Examples of social engineering and tips on how to prevent this type of attack happening to you.

Social engineering is the art of manipulating people so they give up confidential information.

The types of information these criminals are seeking can vary, but when individuals are targeted the cyber-criminals are usually trying to trick you into giving them your passwords or bank information, or access your computer to secretly install malicious software–that will give them access to your passwords and bank information as well as giving them control over your computer.

Criminals use social engineering because it is usually easier to exploit your natural instinct to trust.  For example, it is much easier to fool someone into giving you their password than it is for you to try brute forcing their password (unless the password is really weak and obvious).

Ask any security professional and they will tell you that the weakest link in the security chain is the human who accepts a person or scenario at face value. It doesn’t matter how many locks are on your doors and windows, or if have guard dogs with rabies, alarm systems, floodlights, fences with barbed wire, miniguns, and armed security personnel; if you trust the person at the gate who says he is the pizza delivery guy and you let him in without first checking to see if he is legitimate you are completely exposed to whatever risk he represents. He has bypassed your whoel security protocol and has gained access to exactly what you are trying to protect.

What Does a Social Engineering Attack Look Like?

Email from a friend

If a criminal manages to hack or socially engineer a friends email and password they have access to that person’s contact list–and because most people use one password everywhere, they probably have access to that person’s social networking contacts as well. A hacker having control to your emial is fatal becasue they can access every account you own by simply doing ‘Forgotten my password’.

Once the criminal has that email account under their control, they send emails to all the person’s contacts or leave messages on all their friend’s social.

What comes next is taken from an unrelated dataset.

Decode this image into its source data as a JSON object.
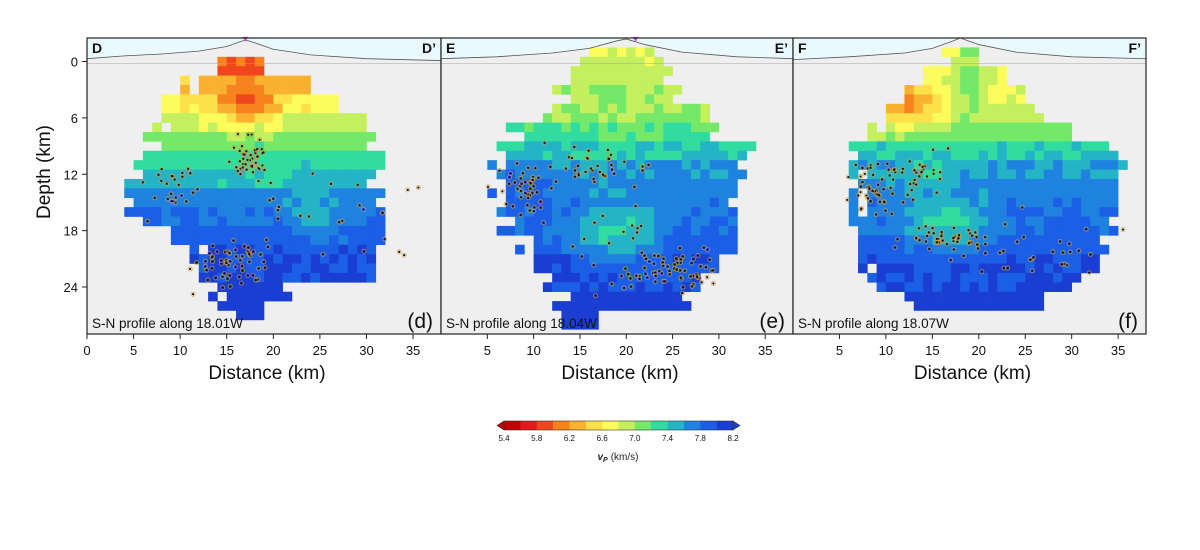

Taking advantage of your trust these messages will:

  • Contain a link that you just have to check out–and because the link comes from a friend and you’re curious, you’ll trust the link and click–and be infected with malware so the criminal can take over your computer system and collect your contacts info and deceive them just like you were deceived.
  • Contain a download of pictures, music, movie, documents that have malicious software embedded inside the code. If you download–which you are likely to do since you think it is from your friend–you become infected. Now, the criminal has access to your system, email account, social network accounts and contacts, and the attack spreads to everyone you know. This will then repeat until the attacker has completed what he wanted to do, or until someone realises what is going on.

Don’t become a victim!

Tips to Remember:

Slow down. Spammers want you to act first and think later. If the message shows a sense of urgency or uses high-pressure sales tactics be skeptical; never let their urgency influence your careful review.

Research the facts. Be suspicious of any unsolicited messages. If the email looks like it is from a company you use, do your own research. Use a search engine to go to the real company’s site, or a phone directory to find their phone number.

Email hijacking. Hackers, spammers, and social engineers taking over control of people’s email accounts (and other communication accounts) has become rampant. Once they control an email account, they prey on the trust of the person’s contacts. Even when the sender appears to be someone you know, if you aren’t expecting an email with a link or attachment check with your friend before opening links or downloading.

Beware of any download. If you don’t know the sender personally AND expect a file from them, downloading anything is a mistake. You can always check a download if it has viruses by using VirusTotal.

Foreign offers are fake. If you receive an email from a foreign lottery or sweepstakes, money from an unknown relative, or requests to transfer funds from a foreign country for a share of the money it is guaranteed to be a scam.